Experimental validation across three public datasets demonstrates the accuracy and robustness of the MSDC-AM U-Net. The model achieved a Dice Coefficient of 0.974 and a Jaccard Index of 0.949 on the Luna16 CT dataset, and consistently high performance on the JSRT (Dice: 0.981, Jaccard: 0.968) and Montgomery County X-ray (Dice: 0.972, Jaccard: 0.946) datasets. These results confirm the architecture’s capability to effectively handle the complexities inherent in thoracic imaging, including low contrast and anatomical variability, across different imaging modalities.
Despite the promising results, the proposed MSDC-AM U-Net has certain limitations that warrant discussion and present opportunities for future research. Firstly, the model’s performance can be suboptimal in the presence of severe pathological anomalies that drastically alter the lung’s shape or texture, such as large pleural effusions or advanced consolidation, which were not prevalent in the used datasets.
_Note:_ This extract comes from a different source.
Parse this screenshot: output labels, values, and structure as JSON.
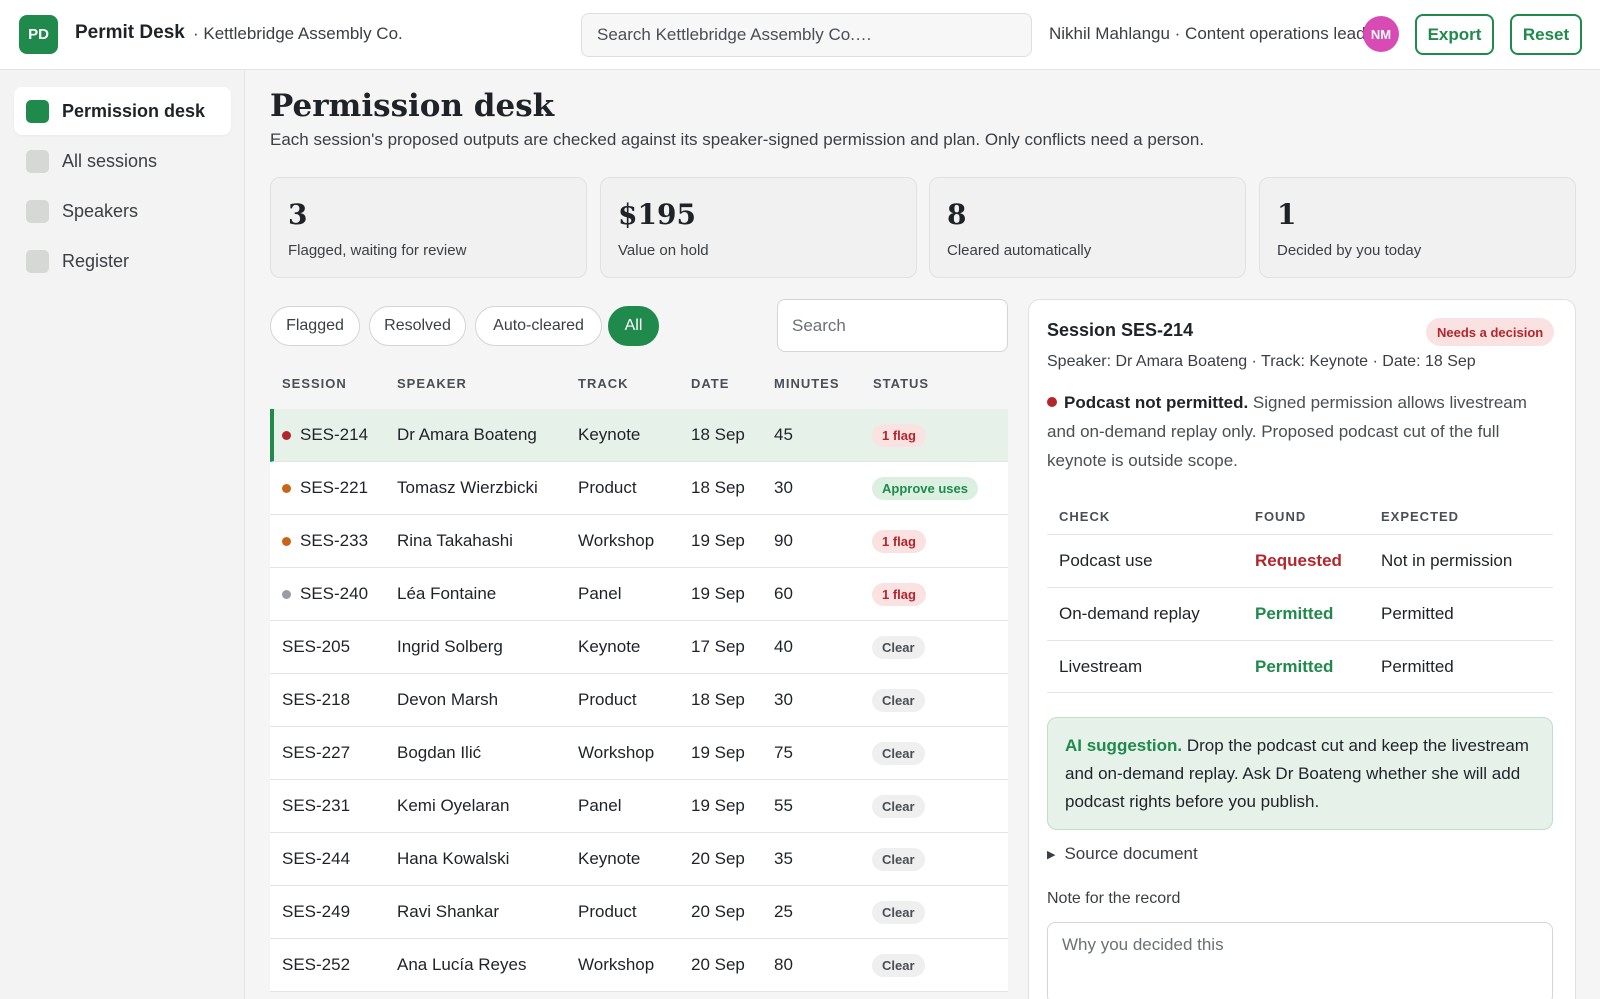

The model was primarily trained on data with relatively intact lung anatomy, and its ability to generalize to grossly abnormal cases requires further validation on more diverse clinical datasets. Secondly, while the multi-level supervision and attention mechanisms improve accuracy, they also increase the model’s computational complexity compared to a standard U-Net. This could be a consideration for deployment in resource-constrained environments. Future work could focus on model compression or knowledge distillation techniques to enhance inference efficiency without significantly compromising performance. Thirdly, as noted in the results, the model’s design, which emphasizes boundary precision, can lead to a slight trade-off in sensitivity in extremely low-contrast regions. Exploring dynamically weighted loss functions that adaptively balance the penalty for false negatives and false positives during training could be a viable path to mitigate this. Finally, the current work is focused on 2D segmentation. While this is effective for many diagnostic tasks, a natural and significant extension is to develop a 3D version of the architecture to leverage volumetric contextual information, which could further improve segmentation consistency across adjacent slices and help in segmenting structures with strong 3D continuity.
For future work, we plan to explore several directions to enhance the model’s clinical applicability: extending the framework to 3D segmentation tasks to leverage volumetric context, improving generalization across diverse imaging protocols and pathological cases, and integrating anatomical constraints to ensure topological plausibility. These advancements will contribute to developing more reliable computer-aided diagnostic systems for pulmonary medicine.